Company develops smart home that can pay for itself — and it could change the future of housing

 To say Arizona’s Vali Homes puts its abodes on a pedestal is an understatement.

“There are regular homes, there are ‘green’ homes, and there are Vali homes,” the company’s website states.

And because of the unique, nature-inspired concepts that go into the design, the statement might be spot-on. The company claims the house could pay for itself — and even make the inhabitants wiser —  through a variety of smart features.

“This place is doing things that you have not experienced in a home before,” Vali founder Austin Trautman said in a video clip that introduces viewers to a model home.

The tour starts by passing through a thick front door designed to keep desert dust and other pollutants outside. Inside, a modern design includes countertops that Trautman said most people have likely “never heard of” but are top-notch.

The big breakthroughs can’t be experienced through video alone. They include airflow plans and design concepts that borrow from nature.

“There is a lot of science applied in laboratories but not a whole lot applied in house construction, especially in our climate,” Trautman said in a story published last year by ABC15 Arizona about a community of Vali homes.

From the outside, they look like typical square- and rectangular-shaped desert dwellings. They include passive principles already utilized by designers in other parts of the country. Passive homes maximize natural sunlight, shading, and thermal control for energy efficiency.

Vali takes it to another level, including concepts that embrace a connection with nature, also mimicking it, to more sustainably build and live in Arizona’s unique climate. It’s an aggressive take on home construction geared to change the way we think about energy use.

“It’s pulling air out of the bathrooms, bringing in the fresh air, filtering it and pre-conditioning it and bringing that into the living spaces and bedrooms,” Trautman said to ABC15.
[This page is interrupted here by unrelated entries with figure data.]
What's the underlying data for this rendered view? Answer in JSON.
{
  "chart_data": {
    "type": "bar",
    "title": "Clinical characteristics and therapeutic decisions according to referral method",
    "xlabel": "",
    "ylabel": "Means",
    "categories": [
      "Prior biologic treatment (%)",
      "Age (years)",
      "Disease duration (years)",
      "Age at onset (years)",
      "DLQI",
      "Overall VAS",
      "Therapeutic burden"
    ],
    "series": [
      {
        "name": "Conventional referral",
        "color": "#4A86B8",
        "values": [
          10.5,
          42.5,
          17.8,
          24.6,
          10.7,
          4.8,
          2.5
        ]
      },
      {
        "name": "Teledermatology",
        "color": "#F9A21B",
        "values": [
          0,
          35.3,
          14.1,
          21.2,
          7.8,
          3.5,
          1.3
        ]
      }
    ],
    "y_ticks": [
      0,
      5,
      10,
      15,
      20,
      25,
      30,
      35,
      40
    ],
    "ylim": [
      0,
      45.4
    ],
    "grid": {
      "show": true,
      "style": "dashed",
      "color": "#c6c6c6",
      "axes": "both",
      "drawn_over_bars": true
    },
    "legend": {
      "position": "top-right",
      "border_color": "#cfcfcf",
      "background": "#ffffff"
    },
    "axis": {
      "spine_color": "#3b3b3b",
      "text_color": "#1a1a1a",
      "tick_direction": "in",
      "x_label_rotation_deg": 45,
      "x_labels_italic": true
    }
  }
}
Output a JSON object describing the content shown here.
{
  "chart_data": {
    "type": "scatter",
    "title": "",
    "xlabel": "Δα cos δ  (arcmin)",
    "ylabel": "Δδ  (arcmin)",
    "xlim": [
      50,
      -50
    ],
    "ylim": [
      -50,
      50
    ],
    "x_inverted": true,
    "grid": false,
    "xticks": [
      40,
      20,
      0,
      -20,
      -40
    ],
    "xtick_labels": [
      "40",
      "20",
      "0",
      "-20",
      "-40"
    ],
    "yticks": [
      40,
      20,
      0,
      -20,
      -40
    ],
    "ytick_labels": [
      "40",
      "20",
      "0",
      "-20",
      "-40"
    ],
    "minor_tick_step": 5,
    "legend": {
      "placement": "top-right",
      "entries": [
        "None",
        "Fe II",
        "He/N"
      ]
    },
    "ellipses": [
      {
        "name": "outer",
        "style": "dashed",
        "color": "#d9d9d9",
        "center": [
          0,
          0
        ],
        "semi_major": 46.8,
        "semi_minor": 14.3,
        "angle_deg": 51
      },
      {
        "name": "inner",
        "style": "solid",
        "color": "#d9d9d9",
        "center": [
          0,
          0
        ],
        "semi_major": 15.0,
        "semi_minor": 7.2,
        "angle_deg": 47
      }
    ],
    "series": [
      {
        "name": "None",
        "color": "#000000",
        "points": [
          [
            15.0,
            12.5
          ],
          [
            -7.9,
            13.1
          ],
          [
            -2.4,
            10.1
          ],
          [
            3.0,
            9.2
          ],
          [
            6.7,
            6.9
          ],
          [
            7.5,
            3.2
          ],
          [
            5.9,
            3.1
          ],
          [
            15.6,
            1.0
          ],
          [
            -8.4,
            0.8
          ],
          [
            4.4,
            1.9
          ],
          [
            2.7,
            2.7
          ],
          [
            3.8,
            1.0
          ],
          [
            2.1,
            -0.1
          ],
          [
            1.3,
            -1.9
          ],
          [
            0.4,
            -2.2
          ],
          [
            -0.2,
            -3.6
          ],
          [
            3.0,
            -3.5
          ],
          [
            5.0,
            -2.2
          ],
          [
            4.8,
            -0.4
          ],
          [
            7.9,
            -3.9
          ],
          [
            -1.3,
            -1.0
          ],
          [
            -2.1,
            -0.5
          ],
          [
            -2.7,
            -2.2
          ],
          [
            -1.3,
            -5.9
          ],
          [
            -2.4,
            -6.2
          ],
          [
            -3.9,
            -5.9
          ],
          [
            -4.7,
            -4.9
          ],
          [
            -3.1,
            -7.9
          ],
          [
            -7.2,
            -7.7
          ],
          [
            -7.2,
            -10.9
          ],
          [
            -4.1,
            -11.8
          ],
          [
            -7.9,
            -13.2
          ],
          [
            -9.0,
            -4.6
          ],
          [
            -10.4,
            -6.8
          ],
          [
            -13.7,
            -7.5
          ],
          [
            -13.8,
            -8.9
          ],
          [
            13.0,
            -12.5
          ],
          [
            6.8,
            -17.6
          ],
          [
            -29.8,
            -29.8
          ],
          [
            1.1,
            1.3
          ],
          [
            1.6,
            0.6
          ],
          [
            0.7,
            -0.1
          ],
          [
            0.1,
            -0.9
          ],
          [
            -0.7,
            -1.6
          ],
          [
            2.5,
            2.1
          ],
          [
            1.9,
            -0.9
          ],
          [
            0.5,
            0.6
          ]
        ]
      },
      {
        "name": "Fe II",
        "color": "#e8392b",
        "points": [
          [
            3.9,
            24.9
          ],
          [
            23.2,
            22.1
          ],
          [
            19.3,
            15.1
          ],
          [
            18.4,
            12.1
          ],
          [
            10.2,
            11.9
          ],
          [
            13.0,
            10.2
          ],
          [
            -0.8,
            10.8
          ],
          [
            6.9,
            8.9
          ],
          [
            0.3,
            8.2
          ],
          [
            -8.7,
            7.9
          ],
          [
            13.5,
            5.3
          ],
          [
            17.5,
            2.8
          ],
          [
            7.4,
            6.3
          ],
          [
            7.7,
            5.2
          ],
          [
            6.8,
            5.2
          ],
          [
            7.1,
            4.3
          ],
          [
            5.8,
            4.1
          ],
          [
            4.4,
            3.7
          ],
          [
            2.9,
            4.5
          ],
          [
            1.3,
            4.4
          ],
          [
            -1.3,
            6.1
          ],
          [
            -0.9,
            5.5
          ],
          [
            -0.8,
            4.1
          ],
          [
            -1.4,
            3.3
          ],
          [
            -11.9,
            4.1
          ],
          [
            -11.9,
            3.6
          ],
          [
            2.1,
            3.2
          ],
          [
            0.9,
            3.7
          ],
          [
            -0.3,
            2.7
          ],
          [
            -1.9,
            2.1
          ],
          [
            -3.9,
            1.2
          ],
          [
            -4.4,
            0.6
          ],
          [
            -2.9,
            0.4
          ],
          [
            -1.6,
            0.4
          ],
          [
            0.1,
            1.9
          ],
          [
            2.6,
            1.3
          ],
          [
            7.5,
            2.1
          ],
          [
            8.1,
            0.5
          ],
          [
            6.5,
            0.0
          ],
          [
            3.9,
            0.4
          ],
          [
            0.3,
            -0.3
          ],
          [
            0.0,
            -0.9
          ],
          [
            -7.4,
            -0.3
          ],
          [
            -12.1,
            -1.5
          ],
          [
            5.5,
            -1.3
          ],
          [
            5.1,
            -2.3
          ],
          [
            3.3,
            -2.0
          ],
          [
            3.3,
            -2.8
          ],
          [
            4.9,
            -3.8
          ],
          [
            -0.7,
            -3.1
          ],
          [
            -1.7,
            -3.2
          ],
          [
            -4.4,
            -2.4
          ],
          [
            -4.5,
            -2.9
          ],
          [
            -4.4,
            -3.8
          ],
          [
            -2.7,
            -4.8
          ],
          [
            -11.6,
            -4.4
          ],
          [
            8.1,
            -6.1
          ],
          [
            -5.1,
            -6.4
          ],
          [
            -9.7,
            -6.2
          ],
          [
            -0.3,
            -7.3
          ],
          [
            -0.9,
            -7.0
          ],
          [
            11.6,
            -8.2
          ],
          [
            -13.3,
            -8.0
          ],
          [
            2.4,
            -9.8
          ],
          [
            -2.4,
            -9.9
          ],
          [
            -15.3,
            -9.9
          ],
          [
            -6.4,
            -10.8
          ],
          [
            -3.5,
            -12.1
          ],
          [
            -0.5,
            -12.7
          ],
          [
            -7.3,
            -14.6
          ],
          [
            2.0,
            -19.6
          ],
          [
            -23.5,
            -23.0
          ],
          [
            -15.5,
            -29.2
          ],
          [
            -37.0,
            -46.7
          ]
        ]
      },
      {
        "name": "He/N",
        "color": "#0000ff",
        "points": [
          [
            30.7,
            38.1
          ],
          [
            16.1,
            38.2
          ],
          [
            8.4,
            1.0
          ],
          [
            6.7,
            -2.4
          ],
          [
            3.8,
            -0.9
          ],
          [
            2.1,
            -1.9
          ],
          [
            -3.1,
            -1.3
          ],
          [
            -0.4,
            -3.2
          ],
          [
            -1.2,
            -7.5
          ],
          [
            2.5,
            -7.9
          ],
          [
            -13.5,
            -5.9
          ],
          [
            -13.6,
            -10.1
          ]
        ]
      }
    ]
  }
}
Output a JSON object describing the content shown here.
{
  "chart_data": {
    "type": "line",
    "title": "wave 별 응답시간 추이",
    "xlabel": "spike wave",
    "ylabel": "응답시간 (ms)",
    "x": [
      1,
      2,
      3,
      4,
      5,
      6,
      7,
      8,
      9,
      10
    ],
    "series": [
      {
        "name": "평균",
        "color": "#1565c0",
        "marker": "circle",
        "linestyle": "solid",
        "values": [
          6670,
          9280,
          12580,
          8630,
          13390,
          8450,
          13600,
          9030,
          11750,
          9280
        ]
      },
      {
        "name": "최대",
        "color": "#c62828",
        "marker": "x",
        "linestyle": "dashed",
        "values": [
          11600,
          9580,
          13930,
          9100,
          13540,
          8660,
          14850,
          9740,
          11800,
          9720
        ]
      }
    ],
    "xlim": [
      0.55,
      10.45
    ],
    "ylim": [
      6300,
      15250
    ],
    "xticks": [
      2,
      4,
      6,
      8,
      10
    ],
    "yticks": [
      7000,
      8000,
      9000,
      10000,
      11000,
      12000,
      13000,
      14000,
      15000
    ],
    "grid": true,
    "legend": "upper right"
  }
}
Wood fiber and sheep wool walls help with energy efficiency, per the report.

The bottom line for many homebuyers will still come down to price and return on investment. Vali offers convincing diagrams that put its homes ahead of common construction and even the so-called “green” builds.

A Vali house can save the owner up to $800 a month in utility expenses. Vali estimates a $60,000 savings during the first decade. With those savings, the builder boasts that owners can pay off their mortgage twice as fast.

Vali reports a cost similar to green homes. Phius, a nonprofit that trains passive builders, estimates that homes built to its standards cost up to 5% more than conventional methods. That difference tightens with larger projects, like one in Boston transforming a public housing unit into a more sustainable living space.

Vali has another perk, backed by Harvard science. An automated fresh air supply providing a filtered atmosphere might make its inhabitants smarter. Breathing in less air pollution “can increase critical decision making by 300% or more,” per Vali.

It’s part of what Trautman described to ABC15 as a system that works together to create an eco-friendly space that improves lives.

“It’s hard to describe the feeling until you stand in it,” he said in the report.